Echó a andar calle abajo, y los demás le siguieron.

A Dosflores se le ocurrió que hacían falta unas palabras de consuelo, una pequeña charla con mucho tacto para animar un poco a Bethan.

—No te preocupes —dijo—. Existe una pequeña oportunidad de que Cohen siga vivo.

—Oh, seguro que sigue vivo —replicó ella dando patadas a los guijarros como si tuviera algo personal contra cada uno de ellos—. Con el empleo que tiene, no se vive hasta los ochenta y siete años si vas por ahí muriéndote constantemente. Pero el caso es que no está aquí.

—Ni mi Equipaje tampoco —señaló Dosflores—. Pero claro, no es lo mismo.

—¿Crees que la estrella va a chocar contra el Disco?
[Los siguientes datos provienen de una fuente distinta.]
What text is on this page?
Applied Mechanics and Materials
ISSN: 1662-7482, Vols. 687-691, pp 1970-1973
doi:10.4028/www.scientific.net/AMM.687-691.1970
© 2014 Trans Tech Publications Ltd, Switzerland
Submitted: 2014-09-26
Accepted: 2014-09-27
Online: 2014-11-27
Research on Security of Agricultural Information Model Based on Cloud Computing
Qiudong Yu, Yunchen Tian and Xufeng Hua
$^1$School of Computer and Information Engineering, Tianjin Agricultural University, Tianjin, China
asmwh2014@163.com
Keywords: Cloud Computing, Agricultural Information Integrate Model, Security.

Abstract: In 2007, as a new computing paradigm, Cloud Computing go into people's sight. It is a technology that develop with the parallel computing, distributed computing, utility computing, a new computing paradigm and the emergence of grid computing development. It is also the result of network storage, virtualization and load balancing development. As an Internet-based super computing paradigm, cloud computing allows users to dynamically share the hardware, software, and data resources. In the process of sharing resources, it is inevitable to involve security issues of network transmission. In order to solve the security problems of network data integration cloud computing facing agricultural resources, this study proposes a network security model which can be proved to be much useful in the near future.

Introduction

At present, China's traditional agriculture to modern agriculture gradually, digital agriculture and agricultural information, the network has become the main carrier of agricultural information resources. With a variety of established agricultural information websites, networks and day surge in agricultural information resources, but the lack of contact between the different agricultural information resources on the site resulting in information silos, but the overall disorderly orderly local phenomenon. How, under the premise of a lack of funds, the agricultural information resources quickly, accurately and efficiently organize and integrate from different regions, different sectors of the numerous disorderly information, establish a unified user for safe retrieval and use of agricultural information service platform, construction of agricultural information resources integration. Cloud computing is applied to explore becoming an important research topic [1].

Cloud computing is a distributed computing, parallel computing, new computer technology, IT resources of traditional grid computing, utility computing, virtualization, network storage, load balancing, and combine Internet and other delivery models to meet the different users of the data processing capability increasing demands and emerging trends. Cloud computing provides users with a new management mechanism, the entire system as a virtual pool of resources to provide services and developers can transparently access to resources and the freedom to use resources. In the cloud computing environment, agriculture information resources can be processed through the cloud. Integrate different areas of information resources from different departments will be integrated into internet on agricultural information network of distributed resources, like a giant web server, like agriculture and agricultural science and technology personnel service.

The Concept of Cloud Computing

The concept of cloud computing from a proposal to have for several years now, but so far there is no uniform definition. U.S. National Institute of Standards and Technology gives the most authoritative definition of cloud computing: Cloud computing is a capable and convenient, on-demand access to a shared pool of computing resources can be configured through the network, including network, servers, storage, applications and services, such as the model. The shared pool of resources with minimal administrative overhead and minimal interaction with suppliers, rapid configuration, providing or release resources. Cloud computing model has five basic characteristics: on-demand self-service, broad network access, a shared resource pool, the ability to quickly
—No —respondió Dosflores con confianza.

—¿Por qué no?

—Porque Rincewind opina que no.

La chica le miro asombrada.

—Te explico —siguió el turista—, ¿sabes eso que se hace con las algas marinas?

Bethan, que había nacido en las Llanuras del Vórtice, sólo había oído hablar del mar en las leyendas, y estaba segura de que no le gustaría. Le miró inexpresiva.

—¿Comerlas?

—No, lo que se hace es colgarlas de la puerta y te dicen si va a llover.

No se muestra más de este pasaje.